National Infrastructures Minister Uzi Landau said, “I want to remind everyone that we have Arab citizens in Israel, and that is completely acceptable. I don’t see any problem that there will be Jewish citizens in a Palestinian state, if it is established.”

After Abbas’s clarification that he was talking about a refusal to allow Israeli soldiers in a future Palestinian state, one government source pointed out that Prime Minister Binyamin Netanyahu said during his trip last week to Washington that the Palestinian desire for sovereignty and independence did not have to be in contradiction to Israel’s desire for security.

“Any peace treaty will have to take into account Israel’s legitimate self-defense requirements,” the source said. “They can’t be ignored. If Abbas said he will ignore them, then that is not a good sign, or a way to move forward.”

The official said there was no substitute for a long-term Israeli military presence along the Jordan River, and stressed that other countries – including Germany, Japan and South Korea – have had foreign soldiers on their territory, without viewing that as an infringement of their sovereignty.

Abbas, who was speaking to Arab League foreign ministers during an emergency meeting in Doha, Qatar, also reiterated his determination to go ahead with plans to ask the United Nations in September to recognize a Palestinian state along the June 4, 1967, lines.

The meeting was held at the request of the PA leadership, which is seeking Arab support for the UN bid.

Abbas’s remarks against the presence of Israelis in a future Palestinian state came in response to Netanyahu’s statements in Washington last week.

The prime minister declared that Israel would retain control over the Jordan Valley in any peace with the Palestinians. He also said that some settlements would stay in the West Bank.

Abbas criticized Netanyahu for “putting solutions to finalstatus issues before negotiating [with the Palestinians].”

He said that Netanyahu has decided that Jerusalem would be the eternal capital of Israel, that there would be no “right of return” to Israel proper, that the Palestinian state be demilitarized, that the IDF would stay in the Jordan Valley, and that settlement blocs would remain with Israel.

“Now he has added a new demand,” Abbas said. “He is demanding recognition of Israel as a Jewish state. We have rejected, and will reject, this demand. We know what his intention is. He wants to undermine the Palestinian-Arab presence inside Israel and prevent the return of refugees.”

Abbas said a resumption of the peace talks was conditioned on the cessation of settlement construction and setting a clear timetable for the negotiations.

“The peace talks can’t go on forever,” he said.

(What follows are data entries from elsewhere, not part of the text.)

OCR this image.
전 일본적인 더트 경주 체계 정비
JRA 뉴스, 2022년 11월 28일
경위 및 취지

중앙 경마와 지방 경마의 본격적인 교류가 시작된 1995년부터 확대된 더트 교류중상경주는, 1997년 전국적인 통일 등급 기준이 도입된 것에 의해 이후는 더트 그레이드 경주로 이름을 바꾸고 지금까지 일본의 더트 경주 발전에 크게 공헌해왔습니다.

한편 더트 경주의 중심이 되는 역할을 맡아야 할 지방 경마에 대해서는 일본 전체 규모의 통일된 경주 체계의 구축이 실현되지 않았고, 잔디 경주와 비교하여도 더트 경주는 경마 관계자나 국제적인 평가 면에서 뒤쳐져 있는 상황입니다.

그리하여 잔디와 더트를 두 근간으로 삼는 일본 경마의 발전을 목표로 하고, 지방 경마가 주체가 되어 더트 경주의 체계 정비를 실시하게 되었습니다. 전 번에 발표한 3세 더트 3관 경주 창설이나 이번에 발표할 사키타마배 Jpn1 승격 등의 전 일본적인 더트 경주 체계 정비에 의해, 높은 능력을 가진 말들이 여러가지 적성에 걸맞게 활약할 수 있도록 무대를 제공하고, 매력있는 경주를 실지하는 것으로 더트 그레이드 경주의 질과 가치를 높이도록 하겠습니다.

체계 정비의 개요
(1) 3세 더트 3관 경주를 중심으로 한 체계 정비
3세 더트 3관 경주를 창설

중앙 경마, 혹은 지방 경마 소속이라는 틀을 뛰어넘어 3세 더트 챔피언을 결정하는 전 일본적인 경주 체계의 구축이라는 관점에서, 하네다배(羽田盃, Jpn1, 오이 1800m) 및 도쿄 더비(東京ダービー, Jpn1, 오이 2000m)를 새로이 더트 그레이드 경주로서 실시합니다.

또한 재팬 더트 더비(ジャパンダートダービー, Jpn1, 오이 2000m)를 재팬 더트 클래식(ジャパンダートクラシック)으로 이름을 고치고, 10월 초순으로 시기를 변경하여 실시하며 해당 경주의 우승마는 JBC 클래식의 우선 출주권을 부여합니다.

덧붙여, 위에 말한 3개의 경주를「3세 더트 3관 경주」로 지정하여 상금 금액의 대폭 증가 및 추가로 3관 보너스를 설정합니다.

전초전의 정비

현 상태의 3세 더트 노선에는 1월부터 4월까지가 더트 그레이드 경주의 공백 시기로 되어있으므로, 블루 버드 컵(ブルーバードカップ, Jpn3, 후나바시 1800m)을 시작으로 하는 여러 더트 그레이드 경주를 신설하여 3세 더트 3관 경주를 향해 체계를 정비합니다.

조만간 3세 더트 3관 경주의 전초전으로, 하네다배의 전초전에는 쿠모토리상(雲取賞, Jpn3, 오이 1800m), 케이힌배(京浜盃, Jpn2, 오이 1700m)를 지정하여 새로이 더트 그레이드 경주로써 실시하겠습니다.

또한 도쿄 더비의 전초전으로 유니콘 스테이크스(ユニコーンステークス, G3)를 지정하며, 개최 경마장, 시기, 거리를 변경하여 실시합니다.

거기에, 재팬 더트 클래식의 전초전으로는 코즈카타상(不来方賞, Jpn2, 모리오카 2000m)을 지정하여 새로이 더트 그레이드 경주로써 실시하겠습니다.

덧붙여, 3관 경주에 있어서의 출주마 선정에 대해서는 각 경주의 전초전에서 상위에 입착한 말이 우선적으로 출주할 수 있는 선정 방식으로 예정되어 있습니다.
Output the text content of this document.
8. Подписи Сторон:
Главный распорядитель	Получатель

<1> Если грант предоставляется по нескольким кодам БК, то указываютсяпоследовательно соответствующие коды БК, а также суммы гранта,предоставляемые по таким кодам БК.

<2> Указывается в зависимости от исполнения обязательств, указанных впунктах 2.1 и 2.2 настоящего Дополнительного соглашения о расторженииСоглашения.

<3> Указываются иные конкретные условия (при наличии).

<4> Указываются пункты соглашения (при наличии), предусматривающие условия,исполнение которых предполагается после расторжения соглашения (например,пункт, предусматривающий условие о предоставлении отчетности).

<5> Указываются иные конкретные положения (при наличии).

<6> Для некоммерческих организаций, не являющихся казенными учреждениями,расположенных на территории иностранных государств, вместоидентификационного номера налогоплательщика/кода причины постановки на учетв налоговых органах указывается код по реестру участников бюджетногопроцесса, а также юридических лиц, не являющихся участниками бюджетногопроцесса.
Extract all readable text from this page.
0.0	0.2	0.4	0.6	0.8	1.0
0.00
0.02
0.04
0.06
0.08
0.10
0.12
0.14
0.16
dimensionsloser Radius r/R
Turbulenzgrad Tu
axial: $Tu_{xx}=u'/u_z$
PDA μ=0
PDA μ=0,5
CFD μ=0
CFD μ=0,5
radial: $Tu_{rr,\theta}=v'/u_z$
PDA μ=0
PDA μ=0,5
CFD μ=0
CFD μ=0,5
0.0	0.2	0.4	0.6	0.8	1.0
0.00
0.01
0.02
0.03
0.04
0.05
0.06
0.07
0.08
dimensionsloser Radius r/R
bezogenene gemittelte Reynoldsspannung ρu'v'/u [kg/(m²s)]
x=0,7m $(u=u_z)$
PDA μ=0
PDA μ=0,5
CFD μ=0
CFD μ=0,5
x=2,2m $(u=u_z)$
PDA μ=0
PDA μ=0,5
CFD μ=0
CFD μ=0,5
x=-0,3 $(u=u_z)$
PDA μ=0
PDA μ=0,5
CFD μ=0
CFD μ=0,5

He told the Arab ministers in Doha that Netanyahu’s conditions meant there were no “common and clear grounds” for resuming the negotiations.

“Our strategic choice is to go to the UN and the General Assembly and Security Council to achieve international recognition of a state, and this is not a secret,” Abbas said. “We have said this more than once, and we have told the Americans, Europeans and Israelis that we have no choice but to go to the UN. We are serious about going to the UN, and we are not maneuvering and we are not making tactical moves.”

In the context of his efforts to secure Arab backing for the UN bid, Abbas arrived in Cairo on Sunday for talks with Gen.

Mohammed Tantawi, head of the Supreme Council of the Armed Forces and de facto head of state.

Abbas’s talks in Cairo will also focus on the Egyptian-brokered reconciliation accord between Fatah and Hamas.

In a related development, Nabil Sha’ath, a member of the Fatah Central Committee, met in Gaza City on Sunday with Hamas Prime Minister Ismail Haniyeh and discussed with him the implementation of the reconciliation agreement – especially with regards to the establishment of a unity government consisting of independent “technocrats.”

Sha’ath said after the meeting that the new government would be established as early as next week.

He said that Netanyahu’s speech before Congress last week was proof that Israel did not want peace.

“How can peace be achieved when Israel wants to devour half of the West Bank and all of Jerusalem, does not want the right of return, is continuing to build in the settlements and is asking us to recognize it as a Jewish state, which means expelling 1.5 million Palestinians?” Sha’ath asked.